Large-scale ACK managed cluster Pro clusters—typically those with more than 500 nodes or 10,000 pods—place unique demands on the control plane. Cluster performance and availability depend on resource count, access frequency, and access patterns. The true signal of whether your cluster is at large scale is the API Server's request success rate and latency: if those degrade, the control plane is under pressure regardless of node count.
This topic provides recommendations for planning and operating large-scale clusters.
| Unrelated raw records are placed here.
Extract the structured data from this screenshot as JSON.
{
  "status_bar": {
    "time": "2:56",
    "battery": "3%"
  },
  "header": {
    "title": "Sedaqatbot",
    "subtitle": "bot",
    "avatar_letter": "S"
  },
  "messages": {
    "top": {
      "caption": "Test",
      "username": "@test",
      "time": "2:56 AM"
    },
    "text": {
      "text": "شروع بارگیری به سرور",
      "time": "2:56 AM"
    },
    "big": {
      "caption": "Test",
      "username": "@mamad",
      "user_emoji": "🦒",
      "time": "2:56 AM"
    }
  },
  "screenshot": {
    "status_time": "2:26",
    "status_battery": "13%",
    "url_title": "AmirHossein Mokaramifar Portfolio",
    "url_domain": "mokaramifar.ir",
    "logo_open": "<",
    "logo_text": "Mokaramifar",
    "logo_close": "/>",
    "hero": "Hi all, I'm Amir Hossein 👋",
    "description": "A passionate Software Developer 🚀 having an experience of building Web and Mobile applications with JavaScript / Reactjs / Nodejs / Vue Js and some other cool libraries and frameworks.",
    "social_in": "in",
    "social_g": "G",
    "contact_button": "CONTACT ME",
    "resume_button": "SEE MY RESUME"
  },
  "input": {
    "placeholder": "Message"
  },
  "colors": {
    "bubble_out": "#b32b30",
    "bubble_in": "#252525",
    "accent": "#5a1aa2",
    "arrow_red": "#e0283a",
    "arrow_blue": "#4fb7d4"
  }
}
Adjust them based on your specific environment and business requirements.
Under the shared responsibility model, ACK manages the security of the cluster control plane components—including Kubernetes control plane components and etcd—and the underlying Alibaba Cloud infrastructure. You are responsible for securing your business applications and configuring your cloud resources. For details, see Shared responsibility model.
Single cluster vs. multiple clusters
A single large-scale cluster reduces management overhead and improves resource utilization. In some business scenarios, however, splitting services across multiple clusters makes more sense.
Consider multiple clusters when:
| Consideration | When to split |
|---|---|
| Isolation | Prevent issues in one environment (for example, testing) from affecting production. Splitting clusters reduces the blast radius of failures. |
| Geographic distribution | Deploy clusters in specific regions to meet availability and latency requirements for end users. |
| Single-cluster size limits | The Kubernetes architecture has inherent performance limits. Before planning a large-scale cluster, review the community's capacity limits and SLOs, then check your quota at the Quota Center. If your requirements exceed community or ACK limits, split into multiple clusters. |
To manage multiple clusters for tasks such as application deployment, traffic management, job distribution, and monitoring, enable fleet management.
Keep clusters on the latest version
Newer Kubernetes versions include stability, performance, and scalability improvements that directly benefit large-scale clusters. Notable examples:
-
v1.31: kube-apiserver serves consistent reads for List requests from its cache, reducing direct etcd access and lowering etcd load. See Consistent reads from cache.
-
v1.33: kube-apiserver uses streaming encoding (StreamingCollectionEncodingToJSON and StreamingCollectionEncodingToProtobuf) for List operations, reducing kube-apiserver memory usage at scale. See Streaming List responses.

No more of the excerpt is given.